I agree. I also think it's about the hardware and, obviously, recognizing AD as the fundamental primitive.
Particular architectures don't matter so much yet. It's quite possible that S3-Mamba or xLSTM could be used in lieu of transformers and we would still have LLMs.
No doubt some aspects of the Transformer architecture are fungible, but as Hochreiter is implicitly proving you can't just scale up an LSTM and get Transformer level performance out of it, which is why he has come up with this new xLSTM architecture to try to do better!
The short 2K Transformer context size that Hochreiter is using for xLSTM comparisons seems a bit suspect ... Of course the attraction of an RNN is that it has "infinite" context/memory, so it may be expected to outperform a short context Transformer, while at the same time context scalability is an issue for RNNs, even an LSTM. Has he just cherry picked the size at which the advantages of an xLSTM outweigh the disadvantages ?

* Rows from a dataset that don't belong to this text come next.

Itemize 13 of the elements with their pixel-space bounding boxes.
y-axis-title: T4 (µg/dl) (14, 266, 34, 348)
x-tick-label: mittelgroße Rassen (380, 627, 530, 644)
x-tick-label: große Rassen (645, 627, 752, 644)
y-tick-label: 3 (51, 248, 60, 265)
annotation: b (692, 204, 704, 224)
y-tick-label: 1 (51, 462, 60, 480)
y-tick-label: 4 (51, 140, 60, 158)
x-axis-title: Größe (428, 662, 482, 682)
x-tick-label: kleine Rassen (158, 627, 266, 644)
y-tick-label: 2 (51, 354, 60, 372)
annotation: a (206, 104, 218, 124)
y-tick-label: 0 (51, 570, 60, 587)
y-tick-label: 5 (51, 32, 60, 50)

Note that despite the table saying GPT-3, he isn't actually testing against GPT-3 (a 175B model), but rather a 400M GPT closer to GPT-1 in size. The only reason he's calling it "GPT-3" is because of the 2K context size.
Could a 1T param xLSTM one-shot a compiler or find a needle in a 1M token haystack? Does an induction-head-like AB => A'B' in-context learning primitive, or something functionally equivalent, emerge out of stacked xLSTM layers?
At the end of the day it's prediction power that matters, not specific architecture, but we've yet to see any other architecture that functionally competes with a large Transformer. It would be neat to see a significantly different one that did!